この近隣であの背の高さのある白髪の人物などルイス以外に存在するはずがない。
だからこそセシルは目撃情報が気になった。
しかし、対するナタルの返事はあまり歯切れがいいとは言えない。
「それがさ、不思議なことに銃声らしきものを聞いた人はたくさんいるんだけどその決定的瞬間を目撃した人って誰もいないのよね」
「そう……なんだ」
どうやら目撃者がいないということに自分で思っていた以上に力が入っていたらしいセシルは一気に脱力してしまった。
「まあ今はまだ名乗り出る人がいないでしばらくしたら判明するなんて可能性もなくはないけど」
私の勘的にそれはないかな。そんなナタルの言葉はセシルにとって信用たるものだった。
情報矢としてのナタルの勘はかなり鋭い。彼女がないという以上それはおそらくないのだろう。

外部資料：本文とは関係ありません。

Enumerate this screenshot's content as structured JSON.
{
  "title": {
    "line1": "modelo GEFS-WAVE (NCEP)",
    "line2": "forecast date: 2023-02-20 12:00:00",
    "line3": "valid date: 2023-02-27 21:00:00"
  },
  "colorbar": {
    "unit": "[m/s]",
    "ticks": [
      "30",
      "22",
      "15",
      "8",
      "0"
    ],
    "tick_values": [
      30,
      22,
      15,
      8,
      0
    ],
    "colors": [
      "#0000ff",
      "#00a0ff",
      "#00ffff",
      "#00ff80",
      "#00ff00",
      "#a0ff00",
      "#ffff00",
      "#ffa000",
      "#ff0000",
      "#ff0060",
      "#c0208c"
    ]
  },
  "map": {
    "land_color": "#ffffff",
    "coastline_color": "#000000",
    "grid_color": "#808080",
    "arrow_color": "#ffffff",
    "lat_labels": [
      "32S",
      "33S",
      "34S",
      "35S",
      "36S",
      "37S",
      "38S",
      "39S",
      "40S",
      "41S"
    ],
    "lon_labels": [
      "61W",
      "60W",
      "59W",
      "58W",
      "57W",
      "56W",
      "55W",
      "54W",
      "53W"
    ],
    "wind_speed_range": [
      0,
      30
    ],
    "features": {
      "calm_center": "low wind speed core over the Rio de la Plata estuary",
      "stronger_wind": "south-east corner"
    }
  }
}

だが、次にナタルが発した言葉でセシルはまた体中に力が入った。
「とりあえず私はこの件をもう少し探ってみようかな」
「えっ! ナタルこの事件調べるの!?」
あまりの驚きに声を上げてしまったセシルにナタルは怪訝なまなざしを向ける。
「なに、わたしがこの事件調べるのが何かまずいわけ?」
「いや、そんなことはないけど……」
口では何とか取り繕うが内心は気が気ではない。
それこそナタルが本気で情報収集をすればルイスのことがばれてしまうのではないか。
「……セシル、何か知ってるの?」
「ナ、ナタルの知らないことをわたしが知ってるわけないじゃない!」
「……そうよね」
何とか誤魔化すがこの程度でナタルが退くとは思えなかった。
「はあ……」
どうすればいいのか、セシルは一人ため息をついた。